The company is also positioning itself for entry into the U.S. market, once such a move is legal. In February, it announced that it had entered into an agreement with American Acres that will allow it to launch retail cannabis stores in multiple markets, including California, under the Fire & Flower brand. The company will also use its Hifyre retail sales platform, which helps businesses analyze data and identify market trends. Under the agreement, Fire & Flower also has the option to acquire American Acres, but that may not happen until the U.S. legalizes marijuana federally.
For now, Fire & Flower is still growing at a great rate. In Q1, sales of 44 million Canadian dollars for the period ending May 1 were up 91% year over year. And this is just scratching the surface. Fire & Flower could become a big name in the industry, especially with the backing of convenience store giant Alimentation Couche-Tard, which owns 22.4% of the business and has the option to take a controlling interest in the cannabis company.
Between the low market cap, the impressive growth numbers, and its strong potential to get bigger, Fire & Flower is not a pot stock that I expect will stay this small for long. In 2020, the Canadian marijuana market more than doubled in size, with sales hitting CA$2.6 billion. Although doubling again may be a tall task for the industry, an analyst from Stifel projects that it could hit the CA$4 billion mark this year, which would be a year-over-year increase of more than 50%. That, combined with Fire & Flower opening more stores and penetrating one of the country's top markets in British Columbia, makes the likelihood that the company doubles it sales (and its share price) a very realistic scenario.
Columbia Care: $1.4 billion market cap
What I love about Columbia Care is the tech and innovation behind the company. It is always finding ways to create value for both its consumers and investors. The latest example of that is its cannabis discovery tool, Forage, which helps consumers find the product they are after.

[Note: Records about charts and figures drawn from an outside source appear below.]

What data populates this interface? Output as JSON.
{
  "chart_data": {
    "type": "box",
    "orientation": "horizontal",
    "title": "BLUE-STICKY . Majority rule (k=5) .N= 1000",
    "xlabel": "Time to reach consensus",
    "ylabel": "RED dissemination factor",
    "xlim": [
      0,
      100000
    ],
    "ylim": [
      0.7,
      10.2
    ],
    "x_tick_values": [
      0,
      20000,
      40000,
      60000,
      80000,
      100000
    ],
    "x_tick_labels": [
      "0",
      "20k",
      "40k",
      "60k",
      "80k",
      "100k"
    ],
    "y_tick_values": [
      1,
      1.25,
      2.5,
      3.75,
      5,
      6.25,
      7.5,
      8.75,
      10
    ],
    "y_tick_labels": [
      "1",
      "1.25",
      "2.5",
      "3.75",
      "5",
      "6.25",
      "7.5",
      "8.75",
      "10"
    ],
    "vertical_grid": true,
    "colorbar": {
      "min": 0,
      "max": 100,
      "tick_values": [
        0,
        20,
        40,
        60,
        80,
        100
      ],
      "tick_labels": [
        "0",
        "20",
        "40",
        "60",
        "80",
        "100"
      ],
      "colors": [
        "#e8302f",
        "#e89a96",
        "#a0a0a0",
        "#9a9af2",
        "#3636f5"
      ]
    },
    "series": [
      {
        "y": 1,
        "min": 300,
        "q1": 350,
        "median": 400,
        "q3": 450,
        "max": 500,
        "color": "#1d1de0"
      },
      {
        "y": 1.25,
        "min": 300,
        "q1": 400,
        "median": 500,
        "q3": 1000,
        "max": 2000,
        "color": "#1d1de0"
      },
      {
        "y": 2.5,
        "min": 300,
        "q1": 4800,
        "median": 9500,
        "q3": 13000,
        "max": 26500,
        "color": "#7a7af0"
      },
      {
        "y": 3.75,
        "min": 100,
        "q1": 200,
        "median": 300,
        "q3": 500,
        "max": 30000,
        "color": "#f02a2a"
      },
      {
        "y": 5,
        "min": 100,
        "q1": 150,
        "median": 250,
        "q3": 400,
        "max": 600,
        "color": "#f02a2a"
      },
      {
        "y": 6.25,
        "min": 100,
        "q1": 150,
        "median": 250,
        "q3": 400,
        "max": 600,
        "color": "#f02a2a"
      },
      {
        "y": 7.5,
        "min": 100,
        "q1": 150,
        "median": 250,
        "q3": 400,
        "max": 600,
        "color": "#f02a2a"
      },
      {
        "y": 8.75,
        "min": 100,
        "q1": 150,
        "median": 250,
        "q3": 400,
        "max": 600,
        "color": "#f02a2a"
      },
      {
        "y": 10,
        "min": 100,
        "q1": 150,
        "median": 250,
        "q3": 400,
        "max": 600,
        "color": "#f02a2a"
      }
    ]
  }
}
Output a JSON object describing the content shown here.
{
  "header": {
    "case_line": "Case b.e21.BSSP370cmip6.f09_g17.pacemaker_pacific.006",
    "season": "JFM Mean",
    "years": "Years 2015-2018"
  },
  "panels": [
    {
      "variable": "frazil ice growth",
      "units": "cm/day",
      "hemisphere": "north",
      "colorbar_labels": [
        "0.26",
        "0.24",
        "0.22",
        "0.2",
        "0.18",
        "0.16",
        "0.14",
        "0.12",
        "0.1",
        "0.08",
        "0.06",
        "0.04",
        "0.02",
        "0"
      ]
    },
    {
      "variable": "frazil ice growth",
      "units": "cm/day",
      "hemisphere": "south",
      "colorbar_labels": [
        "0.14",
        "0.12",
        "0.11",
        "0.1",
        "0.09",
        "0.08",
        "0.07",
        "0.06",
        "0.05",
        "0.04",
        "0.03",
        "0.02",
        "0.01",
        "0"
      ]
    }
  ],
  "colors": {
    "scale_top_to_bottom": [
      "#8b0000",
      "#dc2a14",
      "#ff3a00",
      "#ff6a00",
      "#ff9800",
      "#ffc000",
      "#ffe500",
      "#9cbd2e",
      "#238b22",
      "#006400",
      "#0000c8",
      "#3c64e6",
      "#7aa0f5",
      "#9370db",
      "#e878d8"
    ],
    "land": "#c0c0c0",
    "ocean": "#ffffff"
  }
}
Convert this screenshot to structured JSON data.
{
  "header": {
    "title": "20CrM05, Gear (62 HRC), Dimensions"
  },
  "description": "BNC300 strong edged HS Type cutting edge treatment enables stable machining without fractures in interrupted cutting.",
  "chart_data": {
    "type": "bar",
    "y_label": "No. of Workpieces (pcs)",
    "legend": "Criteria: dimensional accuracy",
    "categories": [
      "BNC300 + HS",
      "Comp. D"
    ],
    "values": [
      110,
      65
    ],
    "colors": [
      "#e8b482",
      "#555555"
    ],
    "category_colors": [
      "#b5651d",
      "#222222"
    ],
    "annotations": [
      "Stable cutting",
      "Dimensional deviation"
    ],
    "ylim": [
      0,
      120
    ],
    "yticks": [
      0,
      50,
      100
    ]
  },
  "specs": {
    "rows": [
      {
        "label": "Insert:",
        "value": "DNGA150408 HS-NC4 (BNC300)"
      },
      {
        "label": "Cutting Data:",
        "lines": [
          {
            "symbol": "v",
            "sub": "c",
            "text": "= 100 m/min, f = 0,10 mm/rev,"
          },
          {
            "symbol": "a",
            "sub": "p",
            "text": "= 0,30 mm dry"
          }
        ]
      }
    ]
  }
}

There's a plethora of marijuana strains out there to choose from, and Forage can help novice users find what they are looking for through a series of questions, starting with whether they'd like to feel energetic, relaxed, euphoric, or "tingly." Earlier, the company launched a virtual shopping experience that allows customers to schedule an appointment with an on-site sales associate, allowing them to browse products and ask questions through a live video stream. It also offers a credit card (a novelty in an industry that desperately needs banking legislation so that it can move away from its reliance on cash) that customers can use at its dispensaries.
In its most recent earnings released May 17, Columbia Care reported sales of $93 million for the period ending March 31, which equated to a year-over-year growth rate of 220%. The New York-based company calls itself the state's "most scaled cultivator" with close to 1 million square feet of cultivation capacity, putting it in a great spot to grab significant market share in what could be one of the hottest recreational pot markets of 2022. Columbia Care also completed the acquisition of Ohio-based CannAscend earlier this month, and management says that it will also be among the most scaled operators in that state as well. The company has dispensaries located in 12 states plus Washington, D.C.
At a price-to-sales ratio of about 5, Columbia Care looks dirt cheap compared to bigger multistate operators:
Its relatively low valuation and the potential to dominate the New York market make Columbia Care a stock that could be a hot buy -- one that could even double in value going forward. It can achieve that by simply gaining more popularity (which is possible as it expands its presence in New York), which will lead investors to pay more of a premium for the stock. But even if that doesn't happen, the company is generating terrific growth numbers and sales are more than doubling -- that alone could ensure it doubles in value even if it stays at the same revenue multiple.